Equity Distribution Sales
Pursuant to the terms and
conditions of that certain Equity Distribution Agreement, dated as of March 3, 2020, by and between the Company and Maxim Group
LLC (“Maxim”), since the Company’s last update on April 13, 2020, the Company has sold 1,662,191 shares of Common
Stock at a weighted average price per share of $1.1349. These sales resulted in gross proceeds to the Company of $1,886,420.57.
The Company will pay Maxim compensation of $75,456.82, based on a rate of 4.0% of the gross sales, for net proceeds to the Company
equal to $1,810,963.75. Such sales were made pursuant to the Company’s effective shelf registration statement on Form S-3
(File No. 333-223960), which was filed with the Securities and Exchange Commission (the “SEC”) on March 27, 2018, as
amended on May 15, 2018, and declared effective on June 5, 2018 (the “Registration Statement”), and a base prospectus
dated as of June 5, 2018 included in the Registration Statement and the prospectus supplement relating to the offering filed with
the SEC on March 3, 2020.
Exchange
Agreements
Since
April 13, 2020, the Company has entered into agreements to issue an aggregate of 975,000 shares of Common Stock (the “Exchange
Shares”) to the holder of that certain outstanding promissory note issued on August 8, 2019 (the “Original Note”),
at a weighted average price per share equal to $1.11, which was equal to the Minimum
Price as defined in Nasdaq Listing Rule 5635(d) in each case.

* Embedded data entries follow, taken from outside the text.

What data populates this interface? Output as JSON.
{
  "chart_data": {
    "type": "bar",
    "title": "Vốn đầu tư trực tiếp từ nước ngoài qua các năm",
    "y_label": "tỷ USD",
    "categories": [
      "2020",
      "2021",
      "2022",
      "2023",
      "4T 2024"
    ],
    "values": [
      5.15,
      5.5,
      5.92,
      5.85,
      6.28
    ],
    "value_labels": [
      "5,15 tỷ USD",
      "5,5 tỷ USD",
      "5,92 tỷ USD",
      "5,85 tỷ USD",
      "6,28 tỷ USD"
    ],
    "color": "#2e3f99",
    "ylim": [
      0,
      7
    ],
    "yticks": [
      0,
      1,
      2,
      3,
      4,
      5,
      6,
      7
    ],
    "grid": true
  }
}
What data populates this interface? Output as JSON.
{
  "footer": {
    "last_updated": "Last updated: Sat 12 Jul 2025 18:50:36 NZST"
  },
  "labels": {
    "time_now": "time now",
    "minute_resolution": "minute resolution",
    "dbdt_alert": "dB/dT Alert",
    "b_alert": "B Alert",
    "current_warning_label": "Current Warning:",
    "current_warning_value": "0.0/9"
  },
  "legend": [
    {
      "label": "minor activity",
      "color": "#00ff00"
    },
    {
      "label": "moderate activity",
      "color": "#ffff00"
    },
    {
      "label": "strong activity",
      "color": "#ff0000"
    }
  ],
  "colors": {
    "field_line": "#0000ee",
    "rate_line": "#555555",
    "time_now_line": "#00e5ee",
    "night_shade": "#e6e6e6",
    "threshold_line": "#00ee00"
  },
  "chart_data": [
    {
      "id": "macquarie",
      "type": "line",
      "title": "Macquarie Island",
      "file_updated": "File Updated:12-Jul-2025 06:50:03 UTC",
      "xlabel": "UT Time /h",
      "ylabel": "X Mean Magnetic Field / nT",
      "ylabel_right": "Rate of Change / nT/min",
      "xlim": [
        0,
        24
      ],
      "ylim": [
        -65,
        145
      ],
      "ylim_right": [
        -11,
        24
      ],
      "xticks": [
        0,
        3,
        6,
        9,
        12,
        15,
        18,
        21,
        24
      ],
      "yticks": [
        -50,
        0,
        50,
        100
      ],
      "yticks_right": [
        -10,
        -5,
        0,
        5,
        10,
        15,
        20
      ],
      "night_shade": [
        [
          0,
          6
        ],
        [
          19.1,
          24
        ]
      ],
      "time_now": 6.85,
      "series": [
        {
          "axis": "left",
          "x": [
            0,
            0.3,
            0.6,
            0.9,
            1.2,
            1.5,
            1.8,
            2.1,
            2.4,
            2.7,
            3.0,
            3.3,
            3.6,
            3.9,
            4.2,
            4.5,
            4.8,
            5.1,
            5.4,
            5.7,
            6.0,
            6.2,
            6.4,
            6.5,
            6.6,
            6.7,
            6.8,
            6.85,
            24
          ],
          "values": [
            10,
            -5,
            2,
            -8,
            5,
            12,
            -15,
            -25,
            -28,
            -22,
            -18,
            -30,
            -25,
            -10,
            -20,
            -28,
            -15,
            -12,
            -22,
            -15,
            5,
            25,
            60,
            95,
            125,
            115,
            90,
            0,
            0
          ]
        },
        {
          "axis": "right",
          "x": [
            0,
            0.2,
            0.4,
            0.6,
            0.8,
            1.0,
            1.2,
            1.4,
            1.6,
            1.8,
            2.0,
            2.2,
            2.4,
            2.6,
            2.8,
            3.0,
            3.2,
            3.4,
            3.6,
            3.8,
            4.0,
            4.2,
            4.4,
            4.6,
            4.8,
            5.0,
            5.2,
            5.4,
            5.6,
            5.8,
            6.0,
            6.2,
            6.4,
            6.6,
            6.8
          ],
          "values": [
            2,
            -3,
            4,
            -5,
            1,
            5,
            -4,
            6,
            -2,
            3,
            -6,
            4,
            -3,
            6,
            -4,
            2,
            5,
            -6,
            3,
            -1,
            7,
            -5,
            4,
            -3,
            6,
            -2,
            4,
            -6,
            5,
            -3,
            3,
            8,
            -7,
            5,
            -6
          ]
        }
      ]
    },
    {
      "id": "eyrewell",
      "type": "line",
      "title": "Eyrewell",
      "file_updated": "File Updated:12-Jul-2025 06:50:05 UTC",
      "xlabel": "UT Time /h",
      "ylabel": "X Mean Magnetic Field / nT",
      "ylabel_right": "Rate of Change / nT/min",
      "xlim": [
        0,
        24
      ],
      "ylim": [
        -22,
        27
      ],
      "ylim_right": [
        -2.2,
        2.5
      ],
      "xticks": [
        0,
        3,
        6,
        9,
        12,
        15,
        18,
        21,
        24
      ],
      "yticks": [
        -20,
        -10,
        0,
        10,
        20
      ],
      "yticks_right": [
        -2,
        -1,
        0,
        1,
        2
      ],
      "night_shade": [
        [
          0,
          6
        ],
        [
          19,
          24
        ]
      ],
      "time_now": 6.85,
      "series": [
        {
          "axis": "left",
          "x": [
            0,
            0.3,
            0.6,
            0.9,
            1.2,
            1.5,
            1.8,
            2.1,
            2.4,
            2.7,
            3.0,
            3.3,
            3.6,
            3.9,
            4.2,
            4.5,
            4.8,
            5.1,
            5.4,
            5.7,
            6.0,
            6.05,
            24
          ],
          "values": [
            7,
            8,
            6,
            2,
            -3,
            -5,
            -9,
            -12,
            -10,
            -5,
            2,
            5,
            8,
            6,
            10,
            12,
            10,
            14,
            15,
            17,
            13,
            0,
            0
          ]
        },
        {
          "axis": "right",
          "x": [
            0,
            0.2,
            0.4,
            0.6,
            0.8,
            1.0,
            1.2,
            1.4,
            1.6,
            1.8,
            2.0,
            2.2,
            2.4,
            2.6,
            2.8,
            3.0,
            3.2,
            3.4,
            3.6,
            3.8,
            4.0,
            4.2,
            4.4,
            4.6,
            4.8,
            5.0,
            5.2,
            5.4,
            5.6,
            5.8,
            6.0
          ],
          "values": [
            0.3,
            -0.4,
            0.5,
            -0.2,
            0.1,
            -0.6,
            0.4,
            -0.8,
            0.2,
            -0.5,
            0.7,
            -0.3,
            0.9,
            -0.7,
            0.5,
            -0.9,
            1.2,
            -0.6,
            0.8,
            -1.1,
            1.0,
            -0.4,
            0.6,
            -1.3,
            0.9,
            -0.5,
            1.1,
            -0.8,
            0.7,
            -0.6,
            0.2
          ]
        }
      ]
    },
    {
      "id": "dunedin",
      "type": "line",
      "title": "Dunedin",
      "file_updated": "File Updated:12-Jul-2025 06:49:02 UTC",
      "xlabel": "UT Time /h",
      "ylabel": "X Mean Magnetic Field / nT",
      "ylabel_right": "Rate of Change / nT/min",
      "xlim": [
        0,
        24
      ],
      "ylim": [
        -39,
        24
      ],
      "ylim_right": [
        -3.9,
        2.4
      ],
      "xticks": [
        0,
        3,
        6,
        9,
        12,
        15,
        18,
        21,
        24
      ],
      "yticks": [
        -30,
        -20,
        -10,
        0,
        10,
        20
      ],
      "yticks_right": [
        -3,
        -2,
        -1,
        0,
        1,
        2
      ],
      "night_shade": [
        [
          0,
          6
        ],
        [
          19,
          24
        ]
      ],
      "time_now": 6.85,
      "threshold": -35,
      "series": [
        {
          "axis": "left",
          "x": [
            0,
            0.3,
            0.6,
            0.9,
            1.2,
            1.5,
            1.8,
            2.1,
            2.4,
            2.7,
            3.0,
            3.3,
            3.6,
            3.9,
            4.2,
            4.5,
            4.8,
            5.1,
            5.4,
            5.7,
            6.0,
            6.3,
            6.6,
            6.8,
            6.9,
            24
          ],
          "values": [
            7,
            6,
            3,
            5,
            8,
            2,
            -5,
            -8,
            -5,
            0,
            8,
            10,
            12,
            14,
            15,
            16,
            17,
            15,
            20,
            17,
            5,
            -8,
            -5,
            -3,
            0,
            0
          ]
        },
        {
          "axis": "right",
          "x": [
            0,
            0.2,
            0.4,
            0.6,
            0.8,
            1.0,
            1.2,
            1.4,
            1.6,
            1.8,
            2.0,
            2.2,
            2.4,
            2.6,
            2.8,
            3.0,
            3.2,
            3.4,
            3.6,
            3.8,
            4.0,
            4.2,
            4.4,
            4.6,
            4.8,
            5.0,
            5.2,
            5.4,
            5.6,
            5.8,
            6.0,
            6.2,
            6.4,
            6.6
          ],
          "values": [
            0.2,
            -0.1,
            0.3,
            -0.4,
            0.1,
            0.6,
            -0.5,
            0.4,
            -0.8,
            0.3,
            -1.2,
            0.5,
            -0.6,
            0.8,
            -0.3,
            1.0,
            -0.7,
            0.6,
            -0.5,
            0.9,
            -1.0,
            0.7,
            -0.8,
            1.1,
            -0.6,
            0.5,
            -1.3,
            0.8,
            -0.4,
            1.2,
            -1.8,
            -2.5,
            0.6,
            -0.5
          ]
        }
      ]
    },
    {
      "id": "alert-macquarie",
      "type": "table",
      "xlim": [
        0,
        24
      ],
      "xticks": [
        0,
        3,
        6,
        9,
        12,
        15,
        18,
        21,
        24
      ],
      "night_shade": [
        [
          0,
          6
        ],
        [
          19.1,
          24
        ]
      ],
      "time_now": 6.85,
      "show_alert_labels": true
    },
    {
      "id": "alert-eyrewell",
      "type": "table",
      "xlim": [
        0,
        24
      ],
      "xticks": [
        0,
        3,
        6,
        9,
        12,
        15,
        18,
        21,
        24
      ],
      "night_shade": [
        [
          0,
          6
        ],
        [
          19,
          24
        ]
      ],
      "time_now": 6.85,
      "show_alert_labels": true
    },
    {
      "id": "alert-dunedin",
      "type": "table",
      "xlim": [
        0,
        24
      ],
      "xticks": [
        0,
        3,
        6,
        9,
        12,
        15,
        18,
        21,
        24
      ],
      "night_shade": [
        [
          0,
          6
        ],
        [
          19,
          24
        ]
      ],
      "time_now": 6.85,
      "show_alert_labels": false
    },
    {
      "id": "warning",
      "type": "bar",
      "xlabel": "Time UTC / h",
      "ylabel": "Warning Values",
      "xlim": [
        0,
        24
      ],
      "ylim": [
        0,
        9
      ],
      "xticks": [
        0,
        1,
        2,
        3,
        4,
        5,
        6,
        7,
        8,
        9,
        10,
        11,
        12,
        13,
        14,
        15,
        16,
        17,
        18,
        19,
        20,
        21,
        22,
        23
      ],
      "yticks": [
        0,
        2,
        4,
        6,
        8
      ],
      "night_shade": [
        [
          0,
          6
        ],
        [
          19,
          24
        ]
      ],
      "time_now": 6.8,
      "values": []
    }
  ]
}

Pursuant to such exchange agreements, the Company and the noteholder
agreed to (i) partition new promissory notes in the form of the Original Note in the aggregate original principal amount equal
to $1,080,000.00 and then cause the outstanding balance of the Original Note to be reduced by the same amount; and (ii) exchange
the partitioned notes for the delivery of the Exchange Shares.
Cautionary Note Regarding Forward-Looking
Statements
The information contained
in this Current Report on Form 8-K and the exhibits attached hereto contain “forward-looking” statements within the
meaning of the Private Securities Litigation Reform Act of 1995, including, without limitation, statements related to the benefits
of the Transaction. The words “intend,” “may,” “should,” “would,” “expect,”
“plan,” “anticipate,” “believe,” “estimate,” “predict,” “potential”
or “continue” or the negative of these terms or other comparable terminology are intended to identify forward-looking
statements, although not all forward-looking statements contain these identifying words. While the Company believes its plans,
intentions and expectations reflected in those forward-looking statements are reasonable, these plans, intentions or expectations
may not be achieved. The Company’s actual results, performance or achievements could differ materially from those contemplated,
expressed or implied by the forward-looking statements. For information about the factors that could cause such differences, please
refer to the Company’s filings with the SEC. Given these uncertainties, you should not place undue reliance on these forward-looking
statements. The Company assumes no obligation to update any forward-looking statement.